We tested the quad-band (GSM 850/900/1,800/1,900MHz; UMTS/HSDPA) Palm Pixi Plus in New York using AT&T service and call its call quality was mixed. On our end, calls sounded fine with little to no background noise or voice distortion and plenty of volume. However, our callers experience was completely different. Some complained of low volume and echoing, while others said that our voices sounded muffled. A couple of times, we tried calling back from a different spot, which slightly improved the situation; however, our callers still said there was a bit of background hissing. The Pixi Plus' speakerphone quality was pretty much what we expected--slightly hollow but clear and with just enough volume to hear callers in louder environments. We had no problems pairing the smartphone with the Logitech Mobile Traveller Bluetooth Headset or the Motorola S9 Bluetooth Active Headphones.
We had fairly good 3G coverage throughout Manhattan, though there were spots where the signal dropped to one or two bars. However, its data speeds were respectable; CNET's full Web site loaded in 25 seconds, while CNN's and ESPN's sites loaded in 8 seconds and 13 seconds, respectively. YouTube videos took a few seconds to load, but played back without interruption.
The Palm Pixi Plus is powered by a 600MHz Qualcomm MSM7627 processor, but it's definitely not the fastest smartphone on the block. Though it can handle working in multiple applications at once, there are definite lags when launching apps. That aside, we didn't run into any major performance issues during our testing period.

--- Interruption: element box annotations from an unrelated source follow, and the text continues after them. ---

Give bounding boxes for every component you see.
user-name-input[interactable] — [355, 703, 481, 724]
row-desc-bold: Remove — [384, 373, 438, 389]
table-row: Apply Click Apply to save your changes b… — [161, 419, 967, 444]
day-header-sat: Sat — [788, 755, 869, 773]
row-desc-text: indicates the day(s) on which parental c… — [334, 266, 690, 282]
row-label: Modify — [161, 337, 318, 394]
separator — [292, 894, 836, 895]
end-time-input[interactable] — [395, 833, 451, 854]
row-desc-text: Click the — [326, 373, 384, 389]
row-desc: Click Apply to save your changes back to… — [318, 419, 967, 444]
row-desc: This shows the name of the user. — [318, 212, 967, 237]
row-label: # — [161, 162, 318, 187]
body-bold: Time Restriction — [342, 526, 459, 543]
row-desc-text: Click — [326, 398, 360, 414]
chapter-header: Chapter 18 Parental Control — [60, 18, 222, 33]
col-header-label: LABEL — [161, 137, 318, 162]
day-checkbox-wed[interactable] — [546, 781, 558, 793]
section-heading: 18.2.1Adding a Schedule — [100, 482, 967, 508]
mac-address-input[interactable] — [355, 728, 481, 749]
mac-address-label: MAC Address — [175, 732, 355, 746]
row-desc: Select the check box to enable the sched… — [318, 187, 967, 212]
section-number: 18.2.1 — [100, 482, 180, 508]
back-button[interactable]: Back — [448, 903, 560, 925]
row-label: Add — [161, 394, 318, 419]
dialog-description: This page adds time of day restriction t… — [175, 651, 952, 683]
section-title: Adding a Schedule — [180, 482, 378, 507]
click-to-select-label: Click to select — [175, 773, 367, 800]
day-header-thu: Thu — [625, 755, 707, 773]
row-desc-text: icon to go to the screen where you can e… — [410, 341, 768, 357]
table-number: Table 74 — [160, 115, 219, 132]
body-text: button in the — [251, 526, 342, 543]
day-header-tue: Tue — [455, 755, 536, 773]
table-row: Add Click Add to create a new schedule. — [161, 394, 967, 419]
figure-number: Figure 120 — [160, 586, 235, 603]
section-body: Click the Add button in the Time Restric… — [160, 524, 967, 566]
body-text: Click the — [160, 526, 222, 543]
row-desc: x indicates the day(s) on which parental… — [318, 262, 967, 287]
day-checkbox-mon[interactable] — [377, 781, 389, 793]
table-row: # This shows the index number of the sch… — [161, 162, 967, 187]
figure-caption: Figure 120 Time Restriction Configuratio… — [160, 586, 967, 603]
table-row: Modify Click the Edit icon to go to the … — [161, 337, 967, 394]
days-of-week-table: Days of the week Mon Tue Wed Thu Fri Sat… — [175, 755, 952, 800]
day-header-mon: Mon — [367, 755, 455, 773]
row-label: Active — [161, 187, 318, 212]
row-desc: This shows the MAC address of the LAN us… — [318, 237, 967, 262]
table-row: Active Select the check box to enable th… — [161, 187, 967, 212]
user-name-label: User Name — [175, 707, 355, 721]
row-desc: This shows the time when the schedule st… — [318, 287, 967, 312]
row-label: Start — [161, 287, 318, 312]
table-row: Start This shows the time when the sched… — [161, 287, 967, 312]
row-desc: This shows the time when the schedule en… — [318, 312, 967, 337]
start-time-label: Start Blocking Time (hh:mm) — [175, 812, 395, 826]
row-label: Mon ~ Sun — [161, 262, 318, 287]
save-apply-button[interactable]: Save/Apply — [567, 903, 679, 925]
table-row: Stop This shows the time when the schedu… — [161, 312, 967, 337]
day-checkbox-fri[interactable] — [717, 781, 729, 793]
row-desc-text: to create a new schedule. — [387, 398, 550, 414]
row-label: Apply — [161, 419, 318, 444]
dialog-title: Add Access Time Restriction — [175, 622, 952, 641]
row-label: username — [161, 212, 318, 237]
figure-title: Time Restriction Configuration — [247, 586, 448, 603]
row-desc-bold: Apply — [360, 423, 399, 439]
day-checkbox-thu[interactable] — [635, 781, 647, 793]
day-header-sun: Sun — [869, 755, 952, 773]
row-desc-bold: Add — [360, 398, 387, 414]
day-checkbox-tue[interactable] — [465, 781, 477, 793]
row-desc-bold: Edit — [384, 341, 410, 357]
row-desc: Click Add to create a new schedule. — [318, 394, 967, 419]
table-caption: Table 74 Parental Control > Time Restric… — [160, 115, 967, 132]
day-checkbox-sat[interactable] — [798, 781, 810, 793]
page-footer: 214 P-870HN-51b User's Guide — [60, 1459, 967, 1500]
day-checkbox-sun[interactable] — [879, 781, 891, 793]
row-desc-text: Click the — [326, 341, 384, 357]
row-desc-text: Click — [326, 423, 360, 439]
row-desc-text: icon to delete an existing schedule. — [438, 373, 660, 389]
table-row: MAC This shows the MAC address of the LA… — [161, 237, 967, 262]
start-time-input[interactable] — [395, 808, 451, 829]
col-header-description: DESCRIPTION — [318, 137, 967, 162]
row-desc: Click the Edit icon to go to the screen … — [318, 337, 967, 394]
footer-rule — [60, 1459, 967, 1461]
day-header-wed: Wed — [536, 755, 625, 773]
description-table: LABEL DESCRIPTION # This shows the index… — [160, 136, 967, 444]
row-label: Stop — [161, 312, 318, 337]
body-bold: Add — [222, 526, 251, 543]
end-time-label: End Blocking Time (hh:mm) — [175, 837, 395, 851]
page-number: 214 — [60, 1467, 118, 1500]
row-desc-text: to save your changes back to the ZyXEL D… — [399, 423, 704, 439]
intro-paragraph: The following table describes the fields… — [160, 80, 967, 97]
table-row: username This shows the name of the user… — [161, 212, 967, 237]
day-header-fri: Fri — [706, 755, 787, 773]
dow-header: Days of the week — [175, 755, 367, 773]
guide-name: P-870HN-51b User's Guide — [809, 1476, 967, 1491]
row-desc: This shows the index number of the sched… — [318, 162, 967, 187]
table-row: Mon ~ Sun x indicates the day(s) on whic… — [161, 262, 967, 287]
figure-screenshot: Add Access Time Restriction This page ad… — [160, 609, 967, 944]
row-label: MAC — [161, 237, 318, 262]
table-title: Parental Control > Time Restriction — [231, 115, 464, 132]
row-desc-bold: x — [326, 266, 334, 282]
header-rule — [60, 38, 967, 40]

The Palm Pixi Plus is powered by a 1,150mAh lithium ion battery with a rated talk time of 5.5 hours and up to 14.5 days of standby time. The Pixi Plus was able to beat the rated talk time by half an hour in our battery drain tests. According to FCC radiation tests, the Pixi Plus has a digital SAR rating of 1.43 watts per kilogram and a Hearing Aid Compatibility Rating of M3/T3.